Both ML and yourselves want to affiliate and I would be made up if you were in the SLP, but at the same time we are trying to build a party not an affiliation of groups.
We’ve applied to affiliate because the constitution already has an affiliate structure. Now I am in favour of a democratic centralist party, but am willing to work in a disciplined way in a federal-type party to further the struggle for working class organ-isation and socialism. The constitution allows some groups to affiliate and not others.
I do fundamentally agree that all of us who have the same objectives need to come together.
The SLP initially gave that opportunity, as with the formation of the CPGB when different groups came together to thrash out their disagreements and form one party. That opportunity was set back when the SLP then set itself up in separation to the other existing revolutionary organ-isations.
In the dockers’ struggle I accept majority decisions, even if I don’t agree with them, as the groups which formed the CPGB did, but I do not think the conditions exist for organisations to come together and accept that discipline at the moment. The divisions run too deep. Good socialists in some groups still talk about the Soviet Union as if it still exists. They’re not living in the reality of today and facing those tasks.
That is the problem we have tried to address by arguing that socialists should come together around a common programme of action for today and as long as that discipline exists differing views can be argued out. I’m not saying that is an easy move for the left to make, but certainly one that should be fought for.
I certainly hope those discussion amongst the various groups do and will go on. There will be a lot of discontent under a Labour government. At the moment we are still up against the argument that we must get rid of the Tories, but the situation will be much more volatile after the election.
Having said that, I agree that we must bring together the best fighters for the class now and many of them are in existing organisations. ML is particularly strong in Liverpool. But we do have an ideological problem. I think ML and yourselves should join and maybe that means affiliation. Then ideological differences can be discussed and changed in the CSLPs and at conference.

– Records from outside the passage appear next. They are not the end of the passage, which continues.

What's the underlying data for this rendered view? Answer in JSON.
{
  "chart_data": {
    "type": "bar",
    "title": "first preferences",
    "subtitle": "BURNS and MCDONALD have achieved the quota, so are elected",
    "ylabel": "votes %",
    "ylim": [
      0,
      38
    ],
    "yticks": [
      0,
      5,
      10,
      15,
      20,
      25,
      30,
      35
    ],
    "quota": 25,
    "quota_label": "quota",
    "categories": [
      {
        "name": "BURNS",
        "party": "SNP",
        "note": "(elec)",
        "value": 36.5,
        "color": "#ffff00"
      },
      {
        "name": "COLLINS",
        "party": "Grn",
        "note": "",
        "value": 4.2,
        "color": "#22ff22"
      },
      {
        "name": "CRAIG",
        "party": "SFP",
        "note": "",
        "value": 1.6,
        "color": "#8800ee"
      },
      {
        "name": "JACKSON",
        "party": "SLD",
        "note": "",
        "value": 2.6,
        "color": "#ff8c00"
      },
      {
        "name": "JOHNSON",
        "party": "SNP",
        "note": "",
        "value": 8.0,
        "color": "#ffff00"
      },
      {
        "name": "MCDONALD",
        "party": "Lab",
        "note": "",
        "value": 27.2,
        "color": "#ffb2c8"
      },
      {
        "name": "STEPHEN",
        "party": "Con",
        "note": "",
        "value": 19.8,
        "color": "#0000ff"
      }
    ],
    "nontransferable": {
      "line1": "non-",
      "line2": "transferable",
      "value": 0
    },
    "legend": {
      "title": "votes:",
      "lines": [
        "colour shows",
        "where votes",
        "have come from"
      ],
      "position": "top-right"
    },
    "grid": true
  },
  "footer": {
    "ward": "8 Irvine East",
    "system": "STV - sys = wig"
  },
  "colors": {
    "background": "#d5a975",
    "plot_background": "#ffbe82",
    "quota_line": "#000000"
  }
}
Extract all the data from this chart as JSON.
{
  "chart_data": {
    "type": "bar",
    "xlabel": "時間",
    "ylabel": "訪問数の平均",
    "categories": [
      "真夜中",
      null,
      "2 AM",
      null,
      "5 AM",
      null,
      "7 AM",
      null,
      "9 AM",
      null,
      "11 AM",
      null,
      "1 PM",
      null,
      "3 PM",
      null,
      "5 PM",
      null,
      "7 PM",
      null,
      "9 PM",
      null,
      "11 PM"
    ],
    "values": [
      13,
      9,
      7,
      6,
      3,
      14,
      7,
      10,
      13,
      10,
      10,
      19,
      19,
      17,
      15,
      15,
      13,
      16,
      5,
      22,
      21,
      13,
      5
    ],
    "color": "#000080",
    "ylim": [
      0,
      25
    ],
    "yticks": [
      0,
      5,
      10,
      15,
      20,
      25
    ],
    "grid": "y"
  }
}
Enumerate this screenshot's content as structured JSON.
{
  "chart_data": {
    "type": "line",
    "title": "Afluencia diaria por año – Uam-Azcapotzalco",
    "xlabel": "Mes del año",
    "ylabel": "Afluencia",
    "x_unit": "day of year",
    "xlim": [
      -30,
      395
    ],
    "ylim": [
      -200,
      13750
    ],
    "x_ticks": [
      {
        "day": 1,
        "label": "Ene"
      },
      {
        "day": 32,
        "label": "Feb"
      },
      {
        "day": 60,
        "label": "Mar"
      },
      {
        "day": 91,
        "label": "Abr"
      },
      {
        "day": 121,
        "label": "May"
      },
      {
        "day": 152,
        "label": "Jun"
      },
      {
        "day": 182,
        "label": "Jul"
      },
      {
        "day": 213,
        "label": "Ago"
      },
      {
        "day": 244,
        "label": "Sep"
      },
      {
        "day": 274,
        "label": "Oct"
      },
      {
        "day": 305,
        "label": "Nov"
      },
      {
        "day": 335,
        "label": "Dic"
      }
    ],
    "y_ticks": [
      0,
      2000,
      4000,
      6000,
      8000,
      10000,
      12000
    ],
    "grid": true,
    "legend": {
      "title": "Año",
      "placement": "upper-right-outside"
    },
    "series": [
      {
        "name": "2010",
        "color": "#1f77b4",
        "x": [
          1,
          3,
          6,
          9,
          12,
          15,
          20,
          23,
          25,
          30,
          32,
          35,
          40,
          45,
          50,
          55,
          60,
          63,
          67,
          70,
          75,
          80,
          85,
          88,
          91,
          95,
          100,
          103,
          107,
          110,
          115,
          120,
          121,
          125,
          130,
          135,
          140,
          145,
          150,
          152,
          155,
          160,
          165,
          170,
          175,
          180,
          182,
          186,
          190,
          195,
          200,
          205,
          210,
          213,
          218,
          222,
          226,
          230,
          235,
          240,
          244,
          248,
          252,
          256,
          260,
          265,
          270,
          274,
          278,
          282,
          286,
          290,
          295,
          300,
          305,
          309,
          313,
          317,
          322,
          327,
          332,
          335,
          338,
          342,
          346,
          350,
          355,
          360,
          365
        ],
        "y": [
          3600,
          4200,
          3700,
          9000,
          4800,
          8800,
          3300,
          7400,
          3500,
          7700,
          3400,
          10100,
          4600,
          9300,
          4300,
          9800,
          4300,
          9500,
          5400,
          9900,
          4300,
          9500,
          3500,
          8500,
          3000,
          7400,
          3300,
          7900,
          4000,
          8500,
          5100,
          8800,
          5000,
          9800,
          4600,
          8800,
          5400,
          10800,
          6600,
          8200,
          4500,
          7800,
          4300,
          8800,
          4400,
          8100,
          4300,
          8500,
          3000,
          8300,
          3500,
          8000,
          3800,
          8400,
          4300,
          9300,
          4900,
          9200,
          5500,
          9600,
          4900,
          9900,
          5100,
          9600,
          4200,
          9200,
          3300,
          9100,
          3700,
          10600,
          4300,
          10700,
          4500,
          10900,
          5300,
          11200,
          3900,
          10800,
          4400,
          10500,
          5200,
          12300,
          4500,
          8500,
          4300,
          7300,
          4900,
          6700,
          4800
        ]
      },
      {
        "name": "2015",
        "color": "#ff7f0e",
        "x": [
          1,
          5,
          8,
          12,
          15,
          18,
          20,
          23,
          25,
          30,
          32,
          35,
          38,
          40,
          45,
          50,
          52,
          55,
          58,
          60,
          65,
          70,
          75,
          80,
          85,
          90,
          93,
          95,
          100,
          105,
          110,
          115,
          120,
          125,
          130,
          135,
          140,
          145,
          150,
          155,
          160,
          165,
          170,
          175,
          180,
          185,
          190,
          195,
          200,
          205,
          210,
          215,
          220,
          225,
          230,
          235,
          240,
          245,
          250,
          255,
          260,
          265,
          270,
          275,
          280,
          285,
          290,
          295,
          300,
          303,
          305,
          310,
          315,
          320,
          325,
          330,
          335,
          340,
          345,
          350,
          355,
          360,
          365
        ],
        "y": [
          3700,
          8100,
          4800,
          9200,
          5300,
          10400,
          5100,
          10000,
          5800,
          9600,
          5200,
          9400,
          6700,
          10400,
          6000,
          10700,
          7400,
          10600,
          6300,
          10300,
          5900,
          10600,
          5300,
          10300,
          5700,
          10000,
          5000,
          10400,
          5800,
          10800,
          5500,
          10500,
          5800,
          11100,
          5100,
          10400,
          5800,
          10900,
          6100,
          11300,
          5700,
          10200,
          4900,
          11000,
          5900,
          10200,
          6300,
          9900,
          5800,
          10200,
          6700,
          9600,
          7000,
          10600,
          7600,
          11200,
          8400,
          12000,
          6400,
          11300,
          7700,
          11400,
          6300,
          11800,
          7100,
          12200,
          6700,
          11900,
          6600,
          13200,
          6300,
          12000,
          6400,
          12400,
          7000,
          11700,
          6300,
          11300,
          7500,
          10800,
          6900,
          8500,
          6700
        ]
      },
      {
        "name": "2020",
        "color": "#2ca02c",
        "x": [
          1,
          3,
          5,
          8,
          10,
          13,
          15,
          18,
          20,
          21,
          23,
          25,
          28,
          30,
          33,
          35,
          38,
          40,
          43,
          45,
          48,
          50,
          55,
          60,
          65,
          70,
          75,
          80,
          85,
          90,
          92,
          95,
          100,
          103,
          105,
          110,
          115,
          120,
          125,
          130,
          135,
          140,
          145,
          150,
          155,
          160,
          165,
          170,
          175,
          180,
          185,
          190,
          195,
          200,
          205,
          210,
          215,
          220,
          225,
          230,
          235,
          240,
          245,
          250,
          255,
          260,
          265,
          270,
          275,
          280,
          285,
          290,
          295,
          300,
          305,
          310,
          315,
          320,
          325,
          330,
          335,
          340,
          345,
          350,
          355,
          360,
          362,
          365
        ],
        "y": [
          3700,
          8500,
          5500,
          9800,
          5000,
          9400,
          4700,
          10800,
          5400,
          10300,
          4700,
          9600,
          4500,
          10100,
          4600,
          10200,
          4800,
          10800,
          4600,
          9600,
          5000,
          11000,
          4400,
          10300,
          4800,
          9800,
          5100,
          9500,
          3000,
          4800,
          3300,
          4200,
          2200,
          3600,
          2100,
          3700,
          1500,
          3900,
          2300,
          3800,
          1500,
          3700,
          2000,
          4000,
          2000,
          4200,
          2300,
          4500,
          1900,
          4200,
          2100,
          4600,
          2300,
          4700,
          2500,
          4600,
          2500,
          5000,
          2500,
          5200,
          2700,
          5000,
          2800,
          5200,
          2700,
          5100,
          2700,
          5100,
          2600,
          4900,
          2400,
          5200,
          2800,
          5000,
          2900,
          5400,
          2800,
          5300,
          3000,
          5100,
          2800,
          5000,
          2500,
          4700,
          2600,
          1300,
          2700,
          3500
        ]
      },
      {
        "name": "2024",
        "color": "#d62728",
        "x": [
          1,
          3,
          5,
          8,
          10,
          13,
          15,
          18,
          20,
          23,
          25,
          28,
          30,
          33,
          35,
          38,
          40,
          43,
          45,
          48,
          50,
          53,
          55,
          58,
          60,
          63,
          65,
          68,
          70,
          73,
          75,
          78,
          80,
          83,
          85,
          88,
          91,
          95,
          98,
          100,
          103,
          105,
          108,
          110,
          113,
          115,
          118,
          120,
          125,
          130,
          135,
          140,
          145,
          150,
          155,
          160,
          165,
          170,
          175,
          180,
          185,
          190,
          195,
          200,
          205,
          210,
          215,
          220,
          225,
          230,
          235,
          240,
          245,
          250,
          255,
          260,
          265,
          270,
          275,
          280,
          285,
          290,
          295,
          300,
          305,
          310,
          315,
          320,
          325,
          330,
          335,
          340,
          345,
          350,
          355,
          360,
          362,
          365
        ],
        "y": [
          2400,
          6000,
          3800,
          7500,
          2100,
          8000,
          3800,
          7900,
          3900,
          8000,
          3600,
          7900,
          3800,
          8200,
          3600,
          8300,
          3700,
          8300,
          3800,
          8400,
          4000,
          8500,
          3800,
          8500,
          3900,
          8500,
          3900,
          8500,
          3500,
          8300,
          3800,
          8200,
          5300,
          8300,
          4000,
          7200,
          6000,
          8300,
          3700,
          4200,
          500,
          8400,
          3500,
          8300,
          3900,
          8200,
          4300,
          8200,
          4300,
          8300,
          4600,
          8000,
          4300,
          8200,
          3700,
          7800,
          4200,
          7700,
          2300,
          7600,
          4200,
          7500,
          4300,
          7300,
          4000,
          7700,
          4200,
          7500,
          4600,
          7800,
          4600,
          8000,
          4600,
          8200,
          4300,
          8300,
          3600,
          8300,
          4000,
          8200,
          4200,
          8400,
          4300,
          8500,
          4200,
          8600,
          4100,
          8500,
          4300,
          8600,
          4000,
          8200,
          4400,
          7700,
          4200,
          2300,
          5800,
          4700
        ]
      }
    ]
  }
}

There is no doubt that elements of the constitution need to be examined carefully and maybe changed. I have been recruited to the principle of the SLP and have not examined the constitution in detail: for example, the year’s residency clause in the constitution is being opposed and needs to be examined.
But we need a democratic centralist party that is strong through democracy and can educate and develop our class politically building on that politicisation which takes place in economic struggle. I have been in the wilderness since the Democratic Left was formed. I did not leave the CPGB really: it left me. Unfortunately I did not know of your organisation. I’m interested in forging a party that can transform society and that’s the chance I see with the SLP.
Nobody wants a Labour Party Mark II or another bureaucratic organisation. The membership will ensure that does not happen.
Do you think there is an argument to be had about the nature of the transformation of society. Some people for instance want to stop at socialism, whereas I see it as a transitional stage towards communism and the full liberation of humanity?
I agree with that, but at the moment we are fighting for the transition, and that means state power and the control of the economy. We have learnt from the Soviet Union that the transition to communism must be international. Socialism in Britain cannot exist on its own. It is a struggle against imperialism, which is a revolutionary one. The SLP says that parliament is there to be used, but does not say that it can bring socialism.
The dockers have already shown there is a basis for internationalism, but it has to be organised politically as well. We have to raise the sights of the working class far beyond the limits of just another Labour government.